As God sends us throughout the world to make disciples, we realize that our primary identity is not tied to a particular nation inhabiting a specific location. Even so, the church can and must reflect God’s justice. The apostle Peter quoted Exodus 19:6 to support his claim that the church, like Old Testament Israel, possesses a distinct identity: “But ye are a chosen generation, a royal priesthood, an holy nation, a peculiar people; that ye should shew forth the praises of him who hath called you out of darkness into his marvelous light” (1 Peter 2:9).

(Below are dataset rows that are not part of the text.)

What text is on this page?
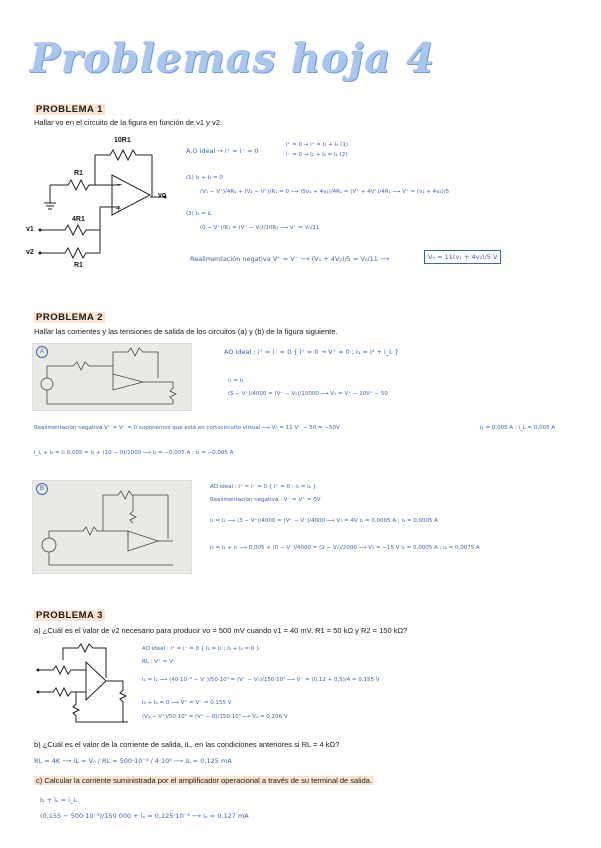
Problemas hoja 4
PROBLEMA 1
Hallar vo en el circuito de la figura en función de v1 y v2.
−
+
10R1
R1
4R1
R1
v1
v2
vo
A.O ideal → i⁺ = i⁻ = 0
i⁺ = 0 → i⁺ = I₃ + I₄ (1)
i⁻ = 0 → I₁ + I₂ = I₂ (2)
(1) I₃ + I₄ = 0
(V₁ − V⁺)/4R₁ + (V₂ − V⁺)/R₁ = 0 ⟶ (5v₁ + 4v₂)/4R₁ = (V⁺ + 4V⁺)/4R₁ ⟶ V⁺ = (v₁ + 4v₂)/5
(2) I₁ = I₂
(0 − V⁻)/R₁ = (V⁻ − V₀)/10R₁ ⟶ V⁻ = V₀/11
Realimentación negativa V⁺ = V⁻ ⟶ (V₁ + 4V₂)/5 = V₀/11 ⟶	V₀ = 11(v₁ + 4v₂)/5 V
PROBLEMA 2
Hallar las corrientes y las tensiones de salida de los circuitos (a) y (b) de la figura siguiente.
A	AO ideal : i⁺ = i⁻ = 0 { i⁺ = 0 → V⁺ = 0 ; i₁ = i² + i_L }
i₁ = i₂
(5 − V⁻)/4000 = (V⁻ − V₀)/10000 ⟶ V₀ = V⁺ − 10V⁺ − 50
Realimentación negativa V⁺ = V⁻ = 0 suponemos que está en cortocircuito virtual ⟶ V₀ = 11 V⁻ − 50 = −50V	i₁ = 0,005 A ; i_L = 0,005 A
i_L + i₂ = i₁ 0,005 = i₂ + (10 − 0)/1000 ⟶ i₂ = −0,005 A ; i₂ = −0,005 A
B	AO ideal : i⁺ = i⁻ = 0 { i⁺ = 0 ; i₁ = i₂ }
Realimentación negativa : V⁻ = V⁺ = 0V
i₁ = i₂ ⟶ (3 − V⁺)/4000 = (V⁺ − V⁻)/4000 ⟶ V₀ = 4V i₁ = 0,0005 A ; i₂ = 0,0005 A
i₃ = i₂ + i₁ ⟶ 0,005 + (0 − V⁻)/4000 = (2 − V₀)/2000 ⟶ V₀ = −15 V i₁ = 0,0005 A ; i₂ = 0,0075 A
PROBLEMA 3
a) ¿Cuál es el valor de v2 necesario para producir vo = 500 mV cuando v1 = 40 mV, R1 = 50 kΩ y R2 = 150 kΩ?
AO ideal : i⁺ = i⁻ = 0 { I₁ = I₂ ; I₃ + I₄ = 0 }
RL : V⁺ = V⁻
I₁ = I₂ ⟶ (40·10⁻³ − V⁻)/50·10³ = (V⁻ − V₀)/150·10³ ⟶ V⁻ = (0,12 + 0,5)/4 = 0,155 V
I₃ + I₄ = 0 ⟶ V⁺ = V⁻ = 0,155 V
(V₂ − V⁺)/50·10³ = (V⁺ − 0)/150·10³ ⟶ V₂ = 0,206 V
b) ¿Cuál es el valor de la corriente de salida, iL, en las condiciones anteriores si RL = 4 kΩ?
RL = 4K ⟶ iL = V₀ / RL = 500·10⁻³ / 4·10³ ⟶ iL = 0,125 mA
c) Calcular la corriente suministrada por el amplificador operacional a través de su terminal de salida.
I₂ + iₒ = i_L
(0,155 − 500·10⁻³)/150 000 + iₒ = 0,125·10⁻³ ⟶ iₒ = 0,127 mA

The church is not a “normal” sort of nation, but it is still a nation. Its people live throughout the earth but are citizens of Heaven (Philippians 3:20). It has a king who makes demands of His subjects and calls them to live just lives that point the watching world to the splendor of His kingdom. So we should not be surprised that Jesus and the New Testament writers frequently instruct Christians to live out many of the same principles of justice that we see in Exodus 23. We are instructed to be hospitable to strangers (Hebrews 13:2), love our enemies (Matthew 5:44; Romans 12:19, 20), see to the needs of the poor (Galatians 2:10; James 1:27), avoid wrong partnerships (2 Corinthians 6:14; James 4:4), and resist showing partiality to those who are financially well off (1 Timothy 5:21, 22; James 2:1-9).
In this way the church continues Israel’s witness to God’s justice. When we order our lives accordingly, we serve as God’s sign to the world that its twisted versions of justice stand under His supreme judgment.
Lord God, we thank You for so loving this world that You refuse to abandon us to our own faulty visions of justice. We thank You for entrusting Your people with Your laws and Your teachings regarding the shape of true justice. Help us to discern how we ought to live this out in our daily lives. In Jesus’ name we pray, amen.
THOUGHT TO REMEMBER
Order your life according to God’s justice.